Question

A dimensionally consistent relation for the volume V of a liquid of coefficient of viscosity $\eta$ flowing per second through a tube of radius $r$ and length l and having a pressure difference p across its end, is

• A. $V = \frac{\pi pr^{4}}{8\eta l}$
• B. $V = \frac{\pi\eta l}{8pr^{4}}$
• C. $V = \frac{8p\eta l}{\pi r^{4}}$
• D. $V = \frac{\pi p\eta}{8lr^{4}}$

Answer 1

Answer: (A)

$V = \frac{\pi pr^{4}}{8\eta l}$

Answer 2

Given V = Rate of flow =$\frac{\text{Volume }}{\text{sec}} = \lbrack L^{3}T^{- 1}\rbrack$,

P = Pressure = $\lbrack ML^{- 1}T^{- 2}\rbrack$, r = Radius = [L]
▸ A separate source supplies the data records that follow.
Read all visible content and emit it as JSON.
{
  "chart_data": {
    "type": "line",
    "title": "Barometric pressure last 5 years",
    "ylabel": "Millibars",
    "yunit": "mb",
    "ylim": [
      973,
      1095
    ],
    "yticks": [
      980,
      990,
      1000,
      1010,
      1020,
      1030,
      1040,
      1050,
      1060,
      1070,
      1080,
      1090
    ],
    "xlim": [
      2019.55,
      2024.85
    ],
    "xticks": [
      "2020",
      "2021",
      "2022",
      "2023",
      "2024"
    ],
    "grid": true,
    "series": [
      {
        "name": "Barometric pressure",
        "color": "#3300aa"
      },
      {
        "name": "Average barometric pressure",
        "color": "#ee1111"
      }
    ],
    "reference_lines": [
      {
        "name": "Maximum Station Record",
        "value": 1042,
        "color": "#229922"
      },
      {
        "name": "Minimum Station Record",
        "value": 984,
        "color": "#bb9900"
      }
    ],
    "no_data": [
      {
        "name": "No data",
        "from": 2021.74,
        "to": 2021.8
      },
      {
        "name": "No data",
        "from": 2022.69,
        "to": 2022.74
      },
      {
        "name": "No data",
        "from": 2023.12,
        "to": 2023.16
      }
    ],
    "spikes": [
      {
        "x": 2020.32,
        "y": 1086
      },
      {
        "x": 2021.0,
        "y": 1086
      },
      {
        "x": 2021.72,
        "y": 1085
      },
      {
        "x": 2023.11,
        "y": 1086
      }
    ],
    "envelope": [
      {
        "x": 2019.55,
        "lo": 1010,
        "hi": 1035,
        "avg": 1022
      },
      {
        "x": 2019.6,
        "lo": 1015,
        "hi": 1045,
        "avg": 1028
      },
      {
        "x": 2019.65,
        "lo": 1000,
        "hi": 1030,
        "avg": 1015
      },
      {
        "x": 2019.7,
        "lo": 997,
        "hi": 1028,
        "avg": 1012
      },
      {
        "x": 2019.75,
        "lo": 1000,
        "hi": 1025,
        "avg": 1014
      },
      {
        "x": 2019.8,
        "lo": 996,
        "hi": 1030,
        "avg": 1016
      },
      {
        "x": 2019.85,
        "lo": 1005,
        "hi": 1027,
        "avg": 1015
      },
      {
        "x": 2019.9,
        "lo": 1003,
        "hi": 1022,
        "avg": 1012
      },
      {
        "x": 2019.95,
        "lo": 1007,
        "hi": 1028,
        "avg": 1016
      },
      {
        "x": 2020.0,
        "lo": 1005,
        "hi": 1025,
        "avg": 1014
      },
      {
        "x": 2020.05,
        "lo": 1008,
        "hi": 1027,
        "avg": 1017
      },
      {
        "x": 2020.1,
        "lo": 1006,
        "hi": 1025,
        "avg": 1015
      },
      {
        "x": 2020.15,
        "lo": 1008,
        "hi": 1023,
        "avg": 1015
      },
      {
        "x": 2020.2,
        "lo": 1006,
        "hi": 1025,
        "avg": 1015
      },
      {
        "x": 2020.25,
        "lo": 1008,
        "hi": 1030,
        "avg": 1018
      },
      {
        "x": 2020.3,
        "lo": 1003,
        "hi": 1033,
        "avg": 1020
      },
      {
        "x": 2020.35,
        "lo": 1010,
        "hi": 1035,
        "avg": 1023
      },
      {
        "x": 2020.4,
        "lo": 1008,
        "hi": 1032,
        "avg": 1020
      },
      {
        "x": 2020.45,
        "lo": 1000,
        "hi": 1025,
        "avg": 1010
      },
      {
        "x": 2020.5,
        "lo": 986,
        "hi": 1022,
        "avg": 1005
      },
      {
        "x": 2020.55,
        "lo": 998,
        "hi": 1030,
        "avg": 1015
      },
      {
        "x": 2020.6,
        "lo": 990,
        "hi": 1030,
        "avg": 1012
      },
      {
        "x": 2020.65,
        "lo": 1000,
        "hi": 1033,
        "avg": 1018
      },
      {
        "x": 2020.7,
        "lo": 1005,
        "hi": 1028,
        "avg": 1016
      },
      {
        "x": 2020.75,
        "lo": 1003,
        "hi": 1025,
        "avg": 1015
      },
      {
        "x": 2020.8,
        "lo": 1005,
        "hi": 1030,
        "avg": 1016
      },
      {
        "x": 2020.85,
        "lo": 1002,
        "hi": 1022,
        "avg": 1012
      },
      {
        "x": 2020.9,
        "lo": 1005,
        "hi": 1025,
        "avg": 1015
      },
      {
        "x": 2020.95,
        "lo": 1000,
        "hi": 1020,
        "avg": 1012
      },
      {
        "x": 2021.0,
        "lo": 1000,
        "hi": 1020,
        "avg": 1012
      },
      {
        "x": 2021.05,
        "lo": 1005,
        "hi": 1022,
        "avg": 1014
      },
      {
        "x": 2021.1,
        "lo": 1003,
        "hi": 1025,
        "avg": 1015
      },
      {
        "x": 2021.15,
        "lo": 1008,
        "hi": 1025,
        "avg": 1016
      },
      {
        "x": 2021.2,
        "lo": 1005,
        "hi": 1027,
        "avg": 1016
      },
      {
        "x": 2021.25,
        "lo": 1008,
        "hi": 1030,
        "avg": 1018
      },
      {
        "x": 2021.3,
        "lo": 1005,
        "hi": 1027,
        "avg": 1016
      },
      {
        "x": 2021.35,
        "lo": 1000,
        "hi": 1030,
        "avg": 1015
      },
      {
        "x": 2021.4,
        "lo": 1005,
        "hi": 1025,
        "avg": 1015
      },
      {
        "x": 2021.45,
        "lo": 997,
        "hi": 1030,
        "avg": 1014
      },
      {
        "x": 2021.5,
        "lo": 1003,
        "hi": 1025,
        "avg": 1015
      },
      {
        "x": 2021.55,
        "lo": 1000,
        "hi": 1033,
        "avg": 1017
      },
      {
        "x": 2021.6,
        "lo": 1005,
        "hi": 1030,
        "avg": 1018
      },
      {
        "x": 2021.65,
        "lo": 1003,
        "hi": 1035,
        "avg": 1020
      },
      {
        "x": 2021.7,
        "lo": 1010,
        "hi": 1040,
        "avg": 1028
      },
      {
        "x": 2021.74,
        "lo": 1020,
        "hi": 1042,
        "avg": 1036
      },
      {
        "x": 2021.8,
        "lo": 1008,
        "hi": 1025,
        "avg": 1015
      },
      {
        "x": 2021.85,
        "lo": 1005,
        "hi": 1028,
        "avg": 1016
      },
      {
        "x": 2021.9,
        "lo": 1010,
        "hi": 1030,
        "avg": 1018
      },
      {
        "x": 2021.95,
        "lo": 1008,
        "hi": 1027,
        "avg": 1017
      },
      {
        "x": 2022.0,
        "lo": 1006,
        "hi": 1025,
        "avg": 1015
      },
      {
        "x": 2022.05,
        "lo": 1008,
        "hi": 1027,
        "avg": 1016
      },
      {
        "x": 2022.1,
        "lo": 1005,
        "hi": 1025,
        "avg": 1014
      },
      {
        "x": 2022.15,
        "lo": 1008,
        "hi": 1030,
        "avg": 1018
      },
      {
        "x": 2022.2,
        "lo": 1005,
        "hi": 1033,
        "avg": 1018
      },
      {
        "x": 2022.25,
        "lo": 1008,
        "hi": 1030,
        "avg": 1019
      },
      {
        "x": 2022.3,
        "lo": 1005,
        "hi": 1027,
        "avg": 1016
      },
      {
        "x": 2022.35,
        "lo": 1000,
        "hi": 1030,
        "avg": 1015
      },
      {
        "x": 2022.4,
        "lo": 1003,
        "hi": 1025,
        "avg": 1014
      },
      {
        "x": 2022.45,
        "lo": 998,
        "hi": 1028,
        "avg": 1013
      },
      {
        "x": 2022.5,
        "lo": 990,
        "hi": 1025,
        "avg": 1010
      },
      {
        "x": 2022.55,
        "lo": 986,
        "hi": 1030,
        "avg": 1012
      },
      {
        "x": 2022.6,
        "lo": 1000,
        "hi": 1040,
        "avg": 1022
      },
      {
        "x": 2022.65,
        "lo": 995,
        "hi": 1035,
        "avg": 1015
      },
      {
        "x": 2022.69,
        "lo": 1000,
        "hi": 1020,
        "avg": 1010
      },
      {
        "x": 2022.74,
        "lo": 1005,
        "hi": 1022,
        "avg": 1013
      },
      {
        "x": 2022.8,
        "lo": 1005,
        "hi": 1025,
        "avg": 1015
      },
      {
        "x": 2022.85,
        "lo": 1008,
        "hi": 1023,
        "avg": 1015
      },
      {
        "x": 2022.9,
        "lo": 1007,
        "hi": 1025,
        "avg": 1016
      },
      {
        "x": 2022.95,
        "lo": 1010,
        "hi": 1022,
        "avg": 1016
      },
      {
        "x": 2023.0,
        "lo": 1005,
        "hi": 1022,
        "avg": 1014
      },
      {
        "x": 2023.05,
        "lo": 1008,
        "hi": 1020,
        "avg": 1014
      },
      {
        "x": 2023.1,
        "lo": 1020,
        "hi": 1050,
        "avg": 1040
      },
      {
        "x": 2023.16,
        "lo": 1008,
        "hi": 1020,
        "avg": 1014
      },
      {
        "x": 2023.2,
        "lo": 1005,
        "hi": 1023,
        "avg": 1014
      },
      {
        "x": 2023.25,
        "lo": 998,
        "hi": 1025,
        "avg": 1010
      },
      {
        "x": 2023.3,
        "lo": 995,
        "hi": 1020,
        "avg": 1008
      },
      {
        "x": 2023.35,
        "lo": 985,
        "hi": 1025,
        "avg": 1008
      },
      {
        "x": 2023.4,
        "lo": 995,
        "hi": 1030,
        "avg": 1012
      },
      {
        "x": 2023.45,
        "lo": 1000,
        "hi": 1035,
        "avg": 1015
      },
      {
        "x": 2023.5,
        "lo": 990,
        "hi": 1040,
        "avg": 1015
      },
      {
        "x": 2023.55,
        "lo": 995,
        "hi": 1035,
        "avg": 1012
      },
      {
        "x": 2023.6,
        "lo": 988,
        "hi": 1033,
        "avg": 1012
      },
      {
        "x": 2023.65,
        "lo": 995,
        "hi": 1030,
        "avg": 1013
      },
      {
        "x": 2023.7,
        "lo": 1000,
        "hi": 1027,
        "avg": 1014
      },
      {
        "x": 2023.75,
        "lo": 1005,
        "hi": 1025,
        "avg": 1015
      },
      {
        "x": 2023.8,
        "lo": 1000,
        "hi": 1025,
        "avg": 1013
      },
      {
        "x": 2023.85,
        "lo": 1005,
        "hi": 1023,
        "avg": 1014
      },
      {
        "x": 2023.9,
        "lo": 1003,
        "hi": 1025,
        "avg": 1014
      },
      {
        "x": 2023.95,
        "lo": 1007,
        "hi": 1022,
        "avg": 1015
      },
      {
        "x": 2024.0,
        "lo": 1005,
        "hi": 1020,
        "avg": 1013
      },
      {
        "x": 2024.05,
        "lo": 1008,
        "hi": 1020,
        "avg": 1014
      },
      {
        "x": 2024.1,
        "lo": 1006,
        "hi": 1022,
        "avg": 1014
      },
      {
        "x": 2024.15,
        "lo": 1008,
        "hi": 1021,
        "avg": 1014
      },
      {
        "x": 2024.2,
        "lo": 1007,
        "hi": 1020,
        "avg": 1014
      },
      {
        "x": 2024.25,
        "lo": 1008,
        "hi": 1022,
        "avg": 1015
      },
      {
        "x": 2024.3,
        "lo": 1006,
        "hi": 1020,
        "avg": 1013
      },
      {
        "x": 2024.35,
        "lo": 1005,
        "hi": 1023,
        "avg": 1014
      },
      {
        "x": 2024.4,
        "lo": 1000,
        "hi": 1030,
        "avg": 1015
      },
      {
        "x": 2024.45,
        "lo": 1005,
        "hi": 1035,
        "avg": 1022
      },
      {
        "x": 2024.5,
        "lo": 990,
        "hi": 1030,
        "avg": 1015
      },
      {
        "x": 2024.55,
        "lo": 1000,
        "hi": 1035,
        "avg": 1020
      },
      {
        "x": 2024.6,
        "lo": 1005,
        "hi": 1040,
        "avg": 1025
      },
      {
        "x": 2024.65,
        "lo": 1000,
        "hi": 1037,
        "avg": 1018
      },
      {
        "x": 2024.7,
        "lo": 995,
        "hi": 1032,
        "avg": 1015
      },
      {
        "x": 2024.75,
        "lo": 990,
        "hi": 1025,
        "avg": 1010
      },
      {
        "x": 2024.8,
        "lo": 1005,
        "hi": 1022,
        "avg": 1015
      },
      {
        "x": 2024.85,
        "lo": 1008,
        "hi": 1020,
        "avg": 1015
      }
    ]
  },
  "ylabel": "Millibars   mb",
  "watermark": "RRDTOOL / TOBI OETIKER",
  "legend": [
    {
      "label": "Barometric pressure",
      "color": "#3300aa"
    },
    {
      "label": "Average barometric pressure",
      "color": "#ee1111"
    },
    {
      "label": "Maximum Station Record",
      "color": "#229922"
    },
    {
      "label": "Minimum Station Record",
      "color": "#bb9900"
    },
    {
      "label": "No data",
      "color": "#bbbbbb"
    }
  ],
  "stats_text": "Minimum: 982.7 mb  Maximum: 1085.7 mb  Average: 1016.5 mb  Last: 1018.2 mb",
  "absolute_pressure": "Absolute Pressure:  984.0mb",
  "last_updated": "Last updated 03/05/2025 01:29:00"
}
$\eta$ = Coefficient of viscosity = $\lbrack ML^{- 1}T^{- 1}\rbrack$, l = Length = [L]

By substituting the dimension of each quantity we can check the accuracy of the formula $V = \frac{\pi Pr^{4}}{8\eta l}$

$\therefore$ $\lbrack L^{3}T^{- 1}\rbrack = \frac{\lbrack ML^{- 1}T^{- 2}\rbrack\lbrack L^{4}\rbrack}{\lbrack ML^{- 1}T^{- 1}\rbrack\lbrack L\rbrack}$ = $\lbrack L^{3}T^{- 1}\rbrack$

L.H.S. = R.H.S. i.e., the above formula is Correct**.**